Koda’s remark sounds like the kind of spontaneous stab at humor that pops out during conversations with friends — unguarded, off color, nonsensical. Her use of the word yosui (amniotic fluid) is especially weird, since it’s not a term that springs readily to mind, much less the lips. If Koda were a professional comedian, rather than a professional singer who tries to be funny and down-to-earth in personal appearances and interviews, her joke might have been received as high-concept improvisation. Male comedians make insulting jokes about older women’s bodies all the time, and nobody complains.
The offended parties took the remark at face value, and said that Koda was being disrespectful to older women who wanted to have babies. The media, in turn, took this reaction at face value. Some news shows even interviewed gynecologists, who clarified that amniotic fluid does not become spoiled after a certain age because amniotic fluid is not something a woman carries around. It’s only present when a woman is pregnant. When Futatsuki said Koda’s comment was “unimaginable,” he didn’t mean it in the sense of “horrendous,” but in the literal sense: How could anyone ever come up with such an idea?

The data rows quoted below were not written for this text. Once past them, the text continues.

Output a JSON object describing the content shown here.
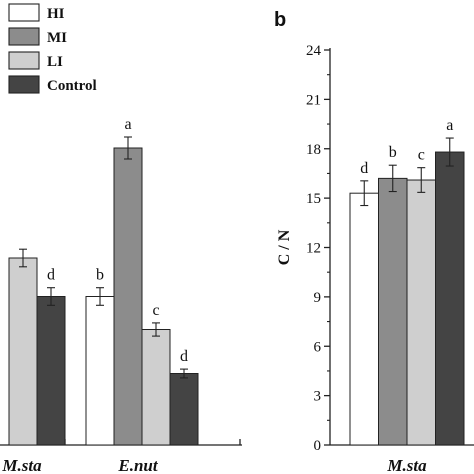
{
  "chart_data": [
    {
      "type": "bar",
      "panel": "",
      "categories": [
        "M.sta",
        "E.nut"
      ],
      "series": [
        {
          "name": "HI",
          "color": "#ffffff",
          "values": [
            null,
            0.85
          ]
        },
        {
          "name": "MI",
          "color": "#8c8c8c",
          "values": [
            null,
            2.2
          ]
        },
        {
          "name": "LI",
          "color": "#cfcfcf",
          "values": [
            1.2,
            0.55
          ]
        },
        {
          "name": "Control",
          "color": "#444444",
          "values": [
            0.85,
            0.15
          ]
        }
      ],
      "errors": [
        [
          null,
          0.08
        ],
        [
          null,
          0.1
        ],
        [
          0.08,
          0.06
        ],
        [
          0.08,
          0.04
        ]
      ],
      "letters": [
        [
          null,
          "b"
        ],
        [
          null,
          "a"
        ],
        [
          null,
          "c"
        ],
        [
          "d",
          "d"
        ]
      ],
      "ylim": [
        -0.5,
        3.0
      ],
      "legend": "top-left"
    },
    {
      "type": "bar",
      "panel": "b",
      "categories": [
        "M.sta"
      ],
      "ylabel": "C / N",
      "ylim": [
        0,
        24
      ],
      "yticks": [
        0,
        3,
        6,
        9,
        12,
        15,
        18,
        21,
        24
      ],
      "series": [
        {
          "name": "HI",
          "color": "#ffffff",
          "values": [
            15.3
          ]
        },
        {
          "name": "MI",
          "color": "#8c8c8c",
          "values": [
            16.2
          ]
        },
        {
          "name": "LI",
          "color": "#cfcfcf",
          "values": [
            16.1
          ]
        },
        {
          "name": "Control",
          "color": "#444444",
          "values": [
            17.8
          ]
        }
      ],
      "errors": [
        [
          0.75
        ],
        [
          0.8
        ],
        [
          0.75
        ],
        [
          0.85
        ]
      ],
      "letters": [
        [
          "d"
        ],
        [
          "b"
        ],
        [
          "c"
        ],
        [
          "a"
        ]
      ]
    }
  ]
}
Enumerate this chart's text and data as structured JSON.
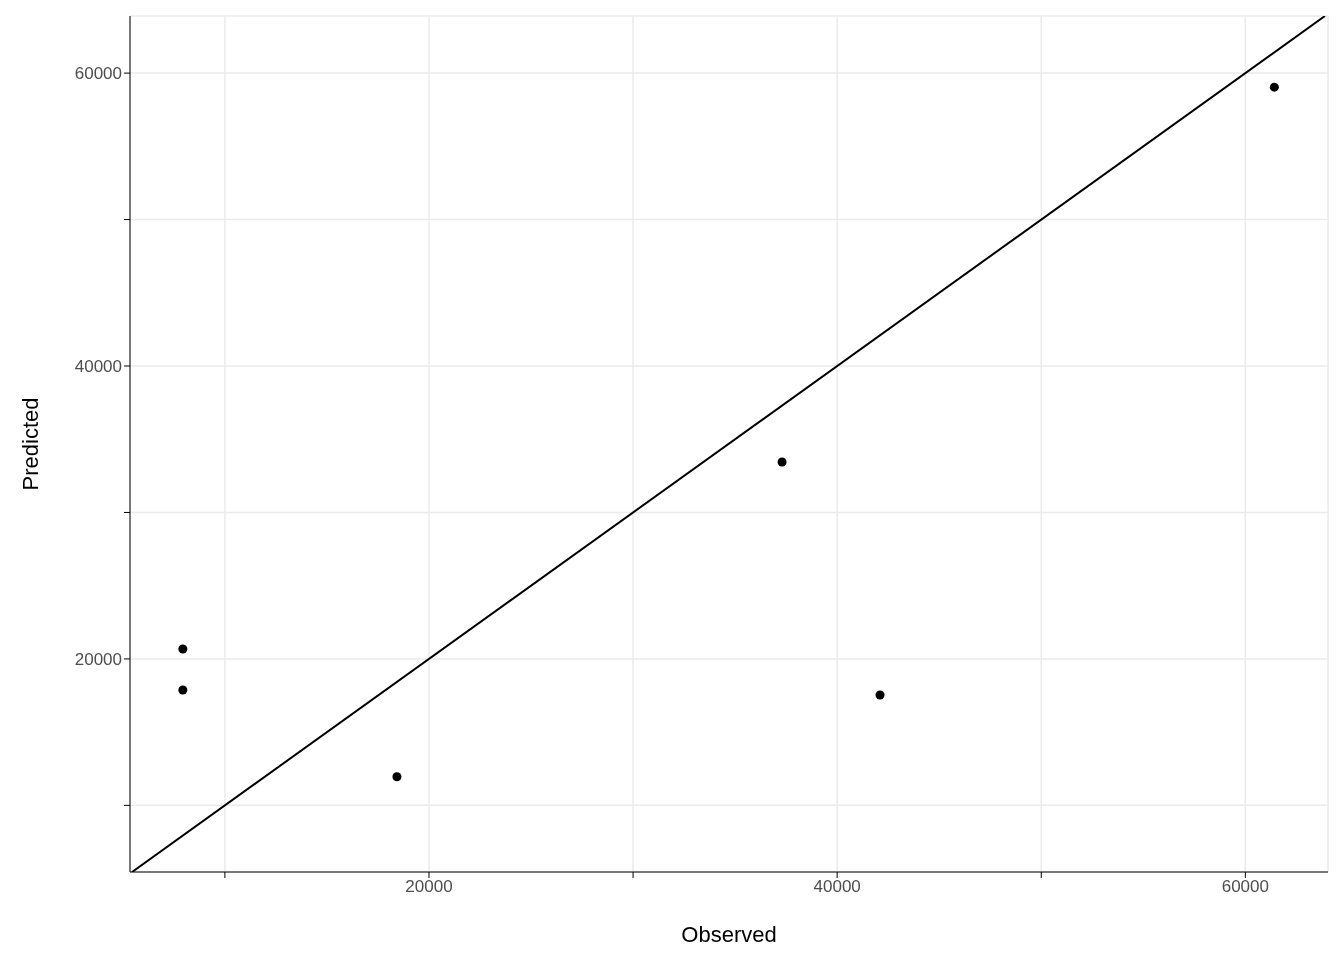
{
  "chart_data": {
    "type": "scatter",
    "xlabel": "Observed",
    "ylabel": "Predicted",
    "xlim": [
      5350,
      64050
    ],
    "ylim": [
      5450,
      63900
    ],
    "xticks": [
      {
        "value": 10000,
        "label": null
      },
      20000,
      {
        "value": 30000,
        "label": null
      },
      40000,
      {
        "value": 50000,
        "label": null
      },
      60000
    ],
    "yticks": [
      {
        "value": 10000,
        "label": null
      },
      20000,
      {
        "value": 30000,
        "label": null
      },
      40000,
      {
        "value": 50000,
        "label": null
      },
      60000
    ],
    "grid": true,
    "series": [
      {
        "marker": "circle",
        "color": "#000000",
        "x": [
          7940,
          7940,
          18430,
          37300,
          42100,
          61420
        ],
        "values": [
          20680,
          17880,
          11950,
          33450,
          17540,
          59040
        ]
      },
      {
        "type": "line",
        "marker": "none",
        "color": "#000000",
        "x": [
          5450,
          63900
        ],
        "values": [
          5450,
          63900
        ]
      }
    ]
  }
}
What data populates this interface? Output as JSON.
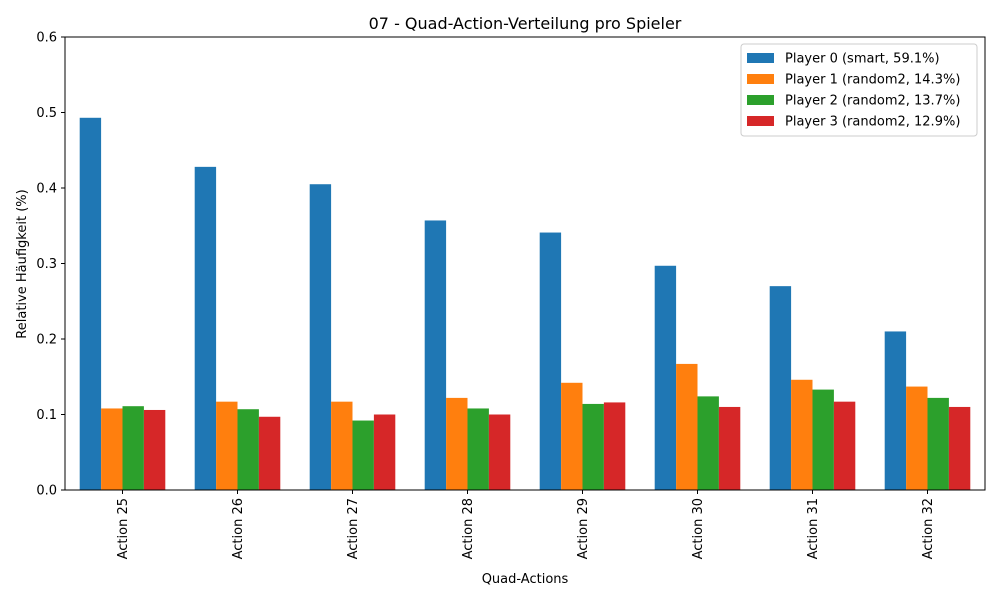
{
  "chart_data": {
    "type": "bar",
    "title": "07 - Quad-Action-Verteilung pro Spieler",
    "xlabel": "Quad-Actions",
    "ylabel": "Relative Häufigkeit (%)",
    "ylim": [
      0,
      0.6
    ],
    "yticks": [
      "0.0",
      "0.1",
      "0.2",
      "0.3",
      "0.4",
      "0.5",
      "0.6"
    ],
    "grid": false,
    "legend_position": "top-right",
    "categories": [
      "Action 25",
      "Action 26",
      "Action 27",
      "Action 28",
      "Action 29",
      "Action 30",
      "Action 31",
      "Action 32"
    ],
    "series": [
      {
        "name": "Player 0 (smart, 59.1%)",
        "color": "#1f77b4",
        "values": [
          0.493,
          0.428,
          0.405,
          0.357,
          0.341,
          0.297,
          0.27,
          0.21
        ]
      },
      {
        "name": "Player 1 (random2, 14.3%)",
        "color": "#ff7f0e",
        "values": [
          0.108,
          0.117,
          0.117,
          0.122,
          0.142,
          0.167,
          0.146,
          0.137
        ]
      },
      {
        "name": "Player 2 (random2, 13.7%)",
        "color": "#2ca02c",
        "values": [
          0.111,
          0.107,
          0.092,
          0.108,
          0.114,
          0.124,
          0.133,
          0.122
        ]
      },
      {
        "name": "Player 3 (random2, 12.9%)",
        "color": "#d62728",
        "values": [
          0.106,
          0.097,
          0.1,
          0.1,
          0.116,
          0.11,
          0.117,
          0.11
        ]
      }
    ]
  }
}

The weekly magazine Aera wondered the same thing. Is Koda’s gynecological musing indicative of the biological knowledge of women her age? For sure, physicians say that having a baby tends to become more dangerous, both to mother and baby, the older the mother gets, so did this information somehow get twisted into an urban myth about rotten amniotic fluid? It would seem unlikely. Some experts said that most young women nowadays don’t even what yosui is.
Last weekend, Koda appeared in an exclusive interview with Fuji TV to formally apologize. Some of the media were angry that Fuji, the parent company of Nippon Hoso, got Koda all to itself. The singer’s management most certainly cut a deal since a press conference would have exposed her to all sorts of embarrassing questions. Koda appeared in a dull sensible suit minus her famously elaborate makeup and nail art, but chat sites picked up on how much skin she revealed by leaving the top buttons of her white shirt unfastened. TBS, perhaps miffed at having been denied an interview on its own, did a quick survey and found that 81 percent of the respondents thought that Koda’s statement was “an excuse, not an apology.”
The copious tears indicated she regretted something, and if she didn’t actually utter the words “I’m sorry,” she did acknowledge that her way of speaking in public “is not good” and that she “knows nothing about amniotic fluid.”
The media said the negative reaction came mostly from older people, and when reporters went out on the streets to solicit opinions they only talked to older women, who don’t seem to like Koda in the first place — not so much because of her music but because of her image. Unlike her main J-pop rival and Avex labelmate Ayumi Hamasaki, Koda is not unapproachable or mysterious. She’s crude and candid, and as she herself admitted not very careful about her use of words.
One person’s friendly candor is another’s sign of casual disrespect. Some Internet commentators were also offended by Koda’s reference to her older handler as “manejimento no ko (a girl in my management company).” They thought it sounded condescending, but Koda’s fans probably think it’s a compliment.